Stitching ‘HOPE’: Woman creates quilt to honor coronavirus victims and front-line workers
By Dana Hedgpeth November 27, 2020 at 7:00 a.m. EST
A worker for a D.C.-area health-care company cut and glued masks onto a cloth panel. A biotech manager in Alexandria asked for a portrait to be painted on a panel to honor an aunt who died of the coronavirus. A visitor to the Mall made a panel showing the outline of a face and a mask with the words “12 hour grind,” a reference to the long days health-care workers face amid a global pandemic. The quilt panels are among 450 made by people from across the country and sewn together as part of the HOPE Quilt, an effort started by a Loudoun County woman to show gratitude for doctors, nurses and other front-line health-care workers. It also honors those who have become ill or died of the virus. Diane Canney, an artist and founder of the HOPE Quilt project, came up with the idea this summer after she asked her 95-year-old mother what she wanted for her birthday. Her mom said she didn’t need anything but challenged Canney to help others. Canney recalled the AIDS Memorial Quilt that started in the 1980s to honor those who had died of AIDS. She modeled her idea for the HOPE Quilt after the AIDS quilt.
Quilts, Canney said, are often used as a way to “comfort, honor and remember” people — a goal she has for her own quilt.
“Our front-line health workers are fighting a war against an invisible disease,” Canney said. A quilt “tells the story of this central thing that we’re all affected by. It’s a gift to my mom and to the nation. I wanted to be sure we captured this moment so we will know what it looked like 30 years from now.”
Phyllis Liedtke, Canney’s mother and a resident of Pompano Beach, Fla., said it’s been shocking to see the devastation created by the virus.
“I thought we’d seen it all,” she said. “I lost my grandfather to the flu in 1918. I’ve lived through the Depression, which was grim, and there was the smallpox scare in New York.”
Liedtke and her friends at the senior living community where she lives have made about 15 of the quilt’s panels. She said her daughter’s quilt is a way to show appreciation for those working in health care.
“Where would we be without people who are so willing to put their own lives on the line?” Liedtke said.
Canney said she sends kits of cloth and other art materials to groups, private schools and people around the country who ask to participate. To stitch the panels together, she relies on volunteer quilters, taking several sections from one house to another in a socially distanced way.
Canney, who also owns two wineries in Loudoun County, said she and her husband spent about $60,000 to put some of the quilted panels on eight-foot letters that spell “HOPE” to display them around the Washington region. The project has been on display at the Lincoln and Jefferson memorials, Freedom Plaza, in Alexandria’s Del Ray neighborhood and at spots around Loudoun County.
At each event, she displays candles to represent those who have died of covid-19. Canney said she hopes to have the quilt displayed at a Smithsonian Institution museum, and for the first two weeks of December, it will be on display at Reston Hospital Center.
Each panel is unique. One shows the name of a woman’s 89-year-old friend born in Ukraine, who survived harsh situations in World War II before becoming a community college professor in New Jersey. Another was made by a nurse who visited the project when it was on display in Washington.
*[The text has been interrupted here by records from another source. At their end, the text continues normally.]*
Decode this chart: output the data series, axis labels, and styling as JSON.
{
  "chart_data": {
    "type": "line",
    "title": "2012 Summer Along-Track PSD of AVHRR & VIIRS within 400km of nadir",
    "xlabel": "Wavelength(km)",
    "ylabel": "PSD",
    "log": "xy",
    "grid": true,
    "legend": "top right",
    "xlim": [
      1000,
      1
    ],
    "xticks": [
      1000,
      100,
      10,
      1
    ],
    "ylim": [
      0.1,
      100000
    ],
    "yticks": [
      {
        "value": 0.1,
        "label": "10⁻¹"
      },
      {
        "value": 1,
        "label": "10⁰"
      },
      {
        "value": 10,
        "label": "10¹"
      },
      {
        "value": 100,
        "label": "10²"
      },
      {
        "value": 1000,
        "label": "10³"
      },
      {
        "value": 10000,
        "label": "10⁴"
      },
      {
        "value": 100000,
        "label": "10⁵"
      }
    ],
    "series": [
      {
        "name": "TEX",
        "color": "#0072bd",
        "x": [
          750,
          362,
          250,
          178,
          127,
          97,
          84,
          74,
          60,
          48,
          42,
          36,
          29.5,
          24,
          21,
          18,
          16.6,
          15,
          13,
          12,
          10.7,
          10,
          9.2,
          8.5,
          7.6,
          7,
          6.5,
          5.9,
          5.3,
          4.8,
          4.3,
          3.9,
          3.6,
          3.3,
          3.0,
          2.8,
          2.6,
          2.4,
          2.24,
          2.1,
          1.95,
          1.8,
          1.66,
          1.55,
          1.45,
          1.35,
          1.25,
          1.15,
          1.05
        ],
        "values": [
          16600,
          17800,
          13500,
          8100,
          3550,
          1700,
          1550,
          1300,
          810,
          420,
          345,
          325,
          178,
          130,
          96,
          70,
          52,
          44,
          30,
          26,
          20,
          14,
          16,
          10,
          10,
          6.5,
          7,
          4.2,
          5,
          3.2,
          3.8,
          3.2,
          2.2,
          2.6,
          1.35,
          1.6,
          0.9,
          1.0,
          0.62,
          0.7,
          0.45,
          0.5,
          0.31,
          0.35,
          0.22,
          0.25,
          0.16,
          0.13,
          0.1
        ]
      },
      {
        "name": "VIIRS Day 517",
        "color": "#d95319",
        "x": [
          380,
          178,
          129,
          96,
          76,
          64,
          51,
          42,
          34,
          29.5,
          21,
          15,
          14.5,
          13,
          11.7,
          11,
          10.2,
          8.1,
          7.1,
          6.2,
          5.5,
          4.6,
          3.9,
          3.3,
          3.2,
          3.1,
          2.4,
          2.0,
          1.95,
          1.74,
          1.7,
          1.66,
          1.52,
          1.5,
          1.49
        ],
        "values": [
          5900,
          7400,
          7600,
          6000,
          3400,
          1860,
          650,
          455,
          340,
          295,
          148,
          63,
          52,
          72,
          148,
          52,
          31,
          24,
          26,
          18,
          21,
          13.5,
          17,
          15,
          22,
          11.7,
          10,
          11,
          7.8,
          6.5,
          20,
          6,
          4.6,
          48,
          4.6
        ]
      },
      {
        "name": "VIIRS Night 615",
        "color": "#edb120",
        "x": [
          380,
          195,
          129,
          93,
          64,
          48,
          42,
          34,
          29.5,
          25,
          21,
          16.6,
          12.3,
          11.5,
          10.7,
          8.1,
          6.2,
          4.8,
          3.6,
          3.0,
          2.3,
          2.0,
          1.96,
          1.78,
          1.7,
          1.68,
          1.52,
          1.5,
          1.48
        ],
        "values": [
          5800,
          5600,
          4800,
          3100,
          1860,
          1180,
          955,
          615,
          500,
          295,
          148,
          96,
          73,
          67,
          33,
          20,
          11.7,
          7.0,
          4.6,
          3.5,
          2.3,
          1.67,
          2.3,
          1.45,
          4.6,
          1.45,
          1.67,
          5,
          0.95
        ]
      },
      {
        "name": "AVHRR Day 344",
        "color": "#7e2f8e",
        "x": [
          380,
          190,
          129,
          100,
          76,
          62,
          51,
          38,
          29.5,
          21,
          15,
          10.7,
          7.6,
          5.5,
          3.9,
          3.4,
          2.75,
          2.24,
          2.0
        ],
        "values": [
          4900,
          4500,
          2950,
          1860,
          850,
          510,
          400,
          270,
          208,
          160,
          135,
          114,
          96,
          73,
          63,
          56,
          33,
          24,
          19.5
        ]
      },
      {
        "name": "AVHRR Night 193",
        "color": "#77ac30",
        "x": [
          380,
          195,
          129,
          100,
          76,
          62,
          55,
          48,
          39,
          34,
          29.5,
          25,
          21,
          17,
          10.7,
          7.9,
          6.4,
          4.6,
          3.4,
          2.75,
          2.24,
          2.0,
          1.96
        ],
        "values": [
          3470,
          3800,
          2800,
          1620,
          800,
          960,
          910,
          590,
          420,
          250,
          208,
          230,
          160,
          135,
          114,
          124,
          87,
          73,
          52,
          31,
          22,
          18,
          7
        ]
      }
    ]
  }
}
“She burst into tears and told me, ‘It’s so important to me to know that people care,’ ” Canney said of the nurse.
One woman wanted a panel painted of her father, who had gone to a rally for President Trump in Arizona and died days later of the virus. Another woman wanted a panel made to honor her mom, who was a respiratory therapist working at a hospital in Texas.
Angela Devin of Gaithersburg made a panel to honor her 39-year-old sister, who died of the virus in May. Her sister, Nitsa B. Devin, had lived with multiple sclerosis since being diagnosed in her 20s. The panel is made with light lavender — her sister’s favorite color. One patch is of the “Yellow Rose of Texas” to honor the state of her birth, and another is a Dungeon & Dragons symbol, one of her sister’s favorite video games.
“I feel like people will know her and it will allow her to live on, and in some way that’s comforting,” Angela Devin said. “We’re all alone and working on these panels individually, and then they’ll all be put together in this tapestry that will tell of this difficult time that we’re all going through together.”
Thomas Ali Fields Sr., 51, of Northeast Washington, heard about the quilt project from his son’s fiancee. His 32-year-old son, a Navy veteran and a diabetic, died of covid-19 in March, leaving behind a 6-year-old son. Fields took some of his family members, including his mom in a wheelchair, to see the project and a panel that honors the son who shares his name.
“My mother broke down and she was crying when she saw that panel with my son’s face on it,” Fields said. “Just to see the love people put forth and to take the time to do that. For me, to have his face on something that people can see for years to come is something really special.”